La transformation des wagons de métro en récifs artificiels

Au début des années 2000, la ville a dû résoudre un problème purement logistique : que faire de milliers de wagons de métro retirés après des décennies de service ? Peu savaient que cette décision allait se transformer en l’un des projets de recyclage les plus marquants de l’histoire du transport public, servant à la conservation marine.

Les wagons de métro, transformés en mini-sous-marins électriques, sont replacés sous l’eau. Wikimedia Commons/Scdnr

Bien que cela puisse sembler de la pollution, l’initiative a été lancée par l’Autorité de Transport Métropolitain de New York (MTA). L’objectif principal est que les trains servent de structures sous-marines pour attirer la vie marine.
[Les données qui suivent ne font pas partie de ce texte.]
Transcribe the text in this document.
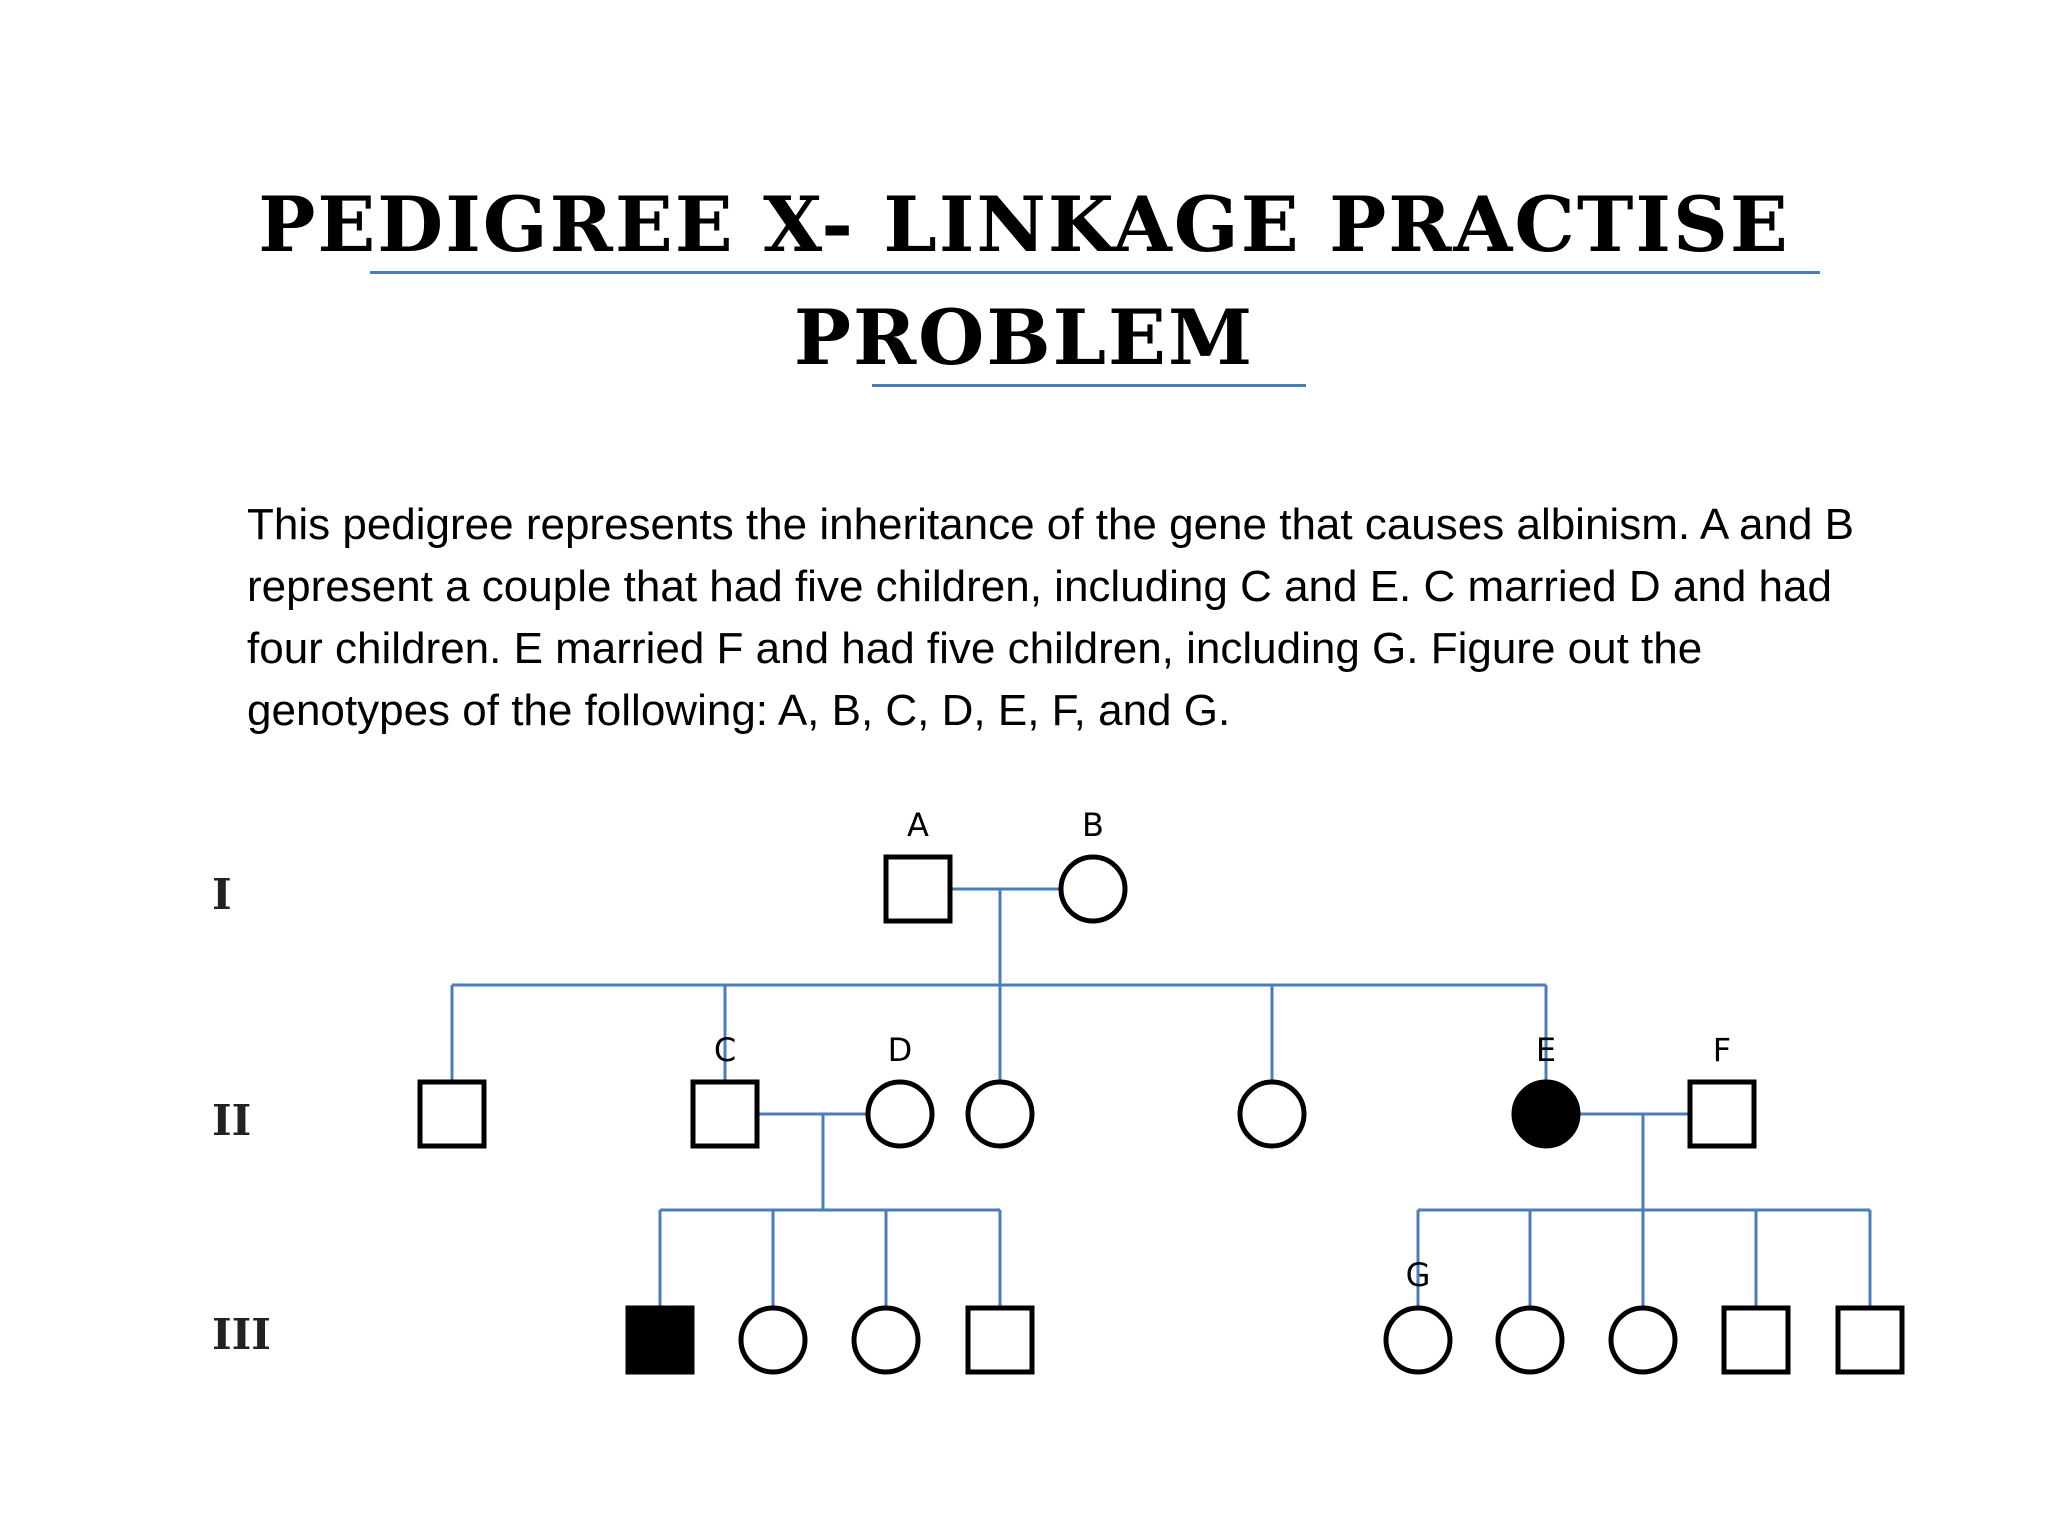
PEDIGREE X- LINKAGE PRACTISE
PROBLEM
This pedigree represents the inheritance of the gene that causes albinism. A and B represent a couple that had five children, including C and E. C married D and had four children. E married F and had five children, including G. Figure out the genotypes of the following: A, B, C, D, E, F, and G.
I
II
III
A	B
C	D	E	F
G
Au fil du temps, en un laps de deux décennies depuis le début du programme, les résultats ont été plus que remarquables, influençant des écosystèmes entiers de l’Atlantique.

La MTA a commencé à retirer des centaines de wagons hors service à partir de 2001, principalement des unités Redbird, ayant circulé sur le réseau new-yorkais depuis les années 1960. Cela a permis d’éviter qu’ils ne soient envoyés à la décharge et qu’ils soient utilisés dans des zones stratégiquement sélectionnées pour créer des récifs artificiels. Plus de 2 500 wagons se sont progressivement formés dans les eaux face aux côtes de New Jersey, Delaware, Virginie, Caroline du Sud et Géorgie.

Bien entendu, préalablement nettoyés, analysés et traités pour ne pas causer de problèmes environnementaux. Diverses analyses indiquent que le programme a permis d’économiser des dizaines de millions d’euros en coûts d’élimination et de traitement de matériaux ferroviaires. En même temps, il a créé de nouvelles structures sous-marines dans des zones où les fonds marins étaient dominés par des fonds sableux avec peu de complexité biologique.

Aujourd’hui, il est déjà possible d’apprécier qu’ils sont utilisés comme surfaces de colonisation pour les algues, les éponges, les palourdes, les huîtres et d’autres organismes marins. Ils se sont transformés en refuge pour des espèces telles que la platichinelle, la lubine noire et d’autres d’intérêt commercial et écologique, ce qui en fait une tactique de recyclage viable.

Ce qui semblait initialement être une solution de recyclage a fini par devenir une expérience environnementale à grande échelle dont les effets sont encore visibles plusieurs années après. L’effet récifal et les conséquences observées 25 ans après.

Le succès de l’opération

Le succès de l’opération

Pourquoi cela a-t-il été un succès ? Les wagons immergés ont servi à créer cette structure artificielle dont le besoin était pressant dans la mer proche. En nature, les récifs commencent généralement par une formation rocheuse ou une surface dure où se fixent de petits organismes. Par la suite, arrivent des invertébrés, des mollusques et des poissons, créant une chaîne écologique de plus en plus complexe. Les wagons de métro ont reproduit ce même processus en offrant un point de départ dans des zones qui manquaient de structures similaires. Le cas le plus connu est celui de Redbird Reef, face à Delaware, où des études et des rapports officiels ont signalé une augmentation significative du nombre d’êtres vivants présents. Il a même été documenté que la disponibilité de la nourriture pour les poissons dans certaines zones avait augmenté de manière extraordinaire par rapport aux fonds sableux d’origine.

Il faut toutefois considérer que, tandis que de nombreux wagons Redbird fabriqués en acier au carbone ont résisté relativement bien au passage des années, certains Brightliner construits en acier inoxydable ont commencé à se détériorer plus tôt que prévu. Néanmoins, l’expérience a servi à analyser et à se préparer à de futures incorporations afin d’accroître la capacité de recyclage.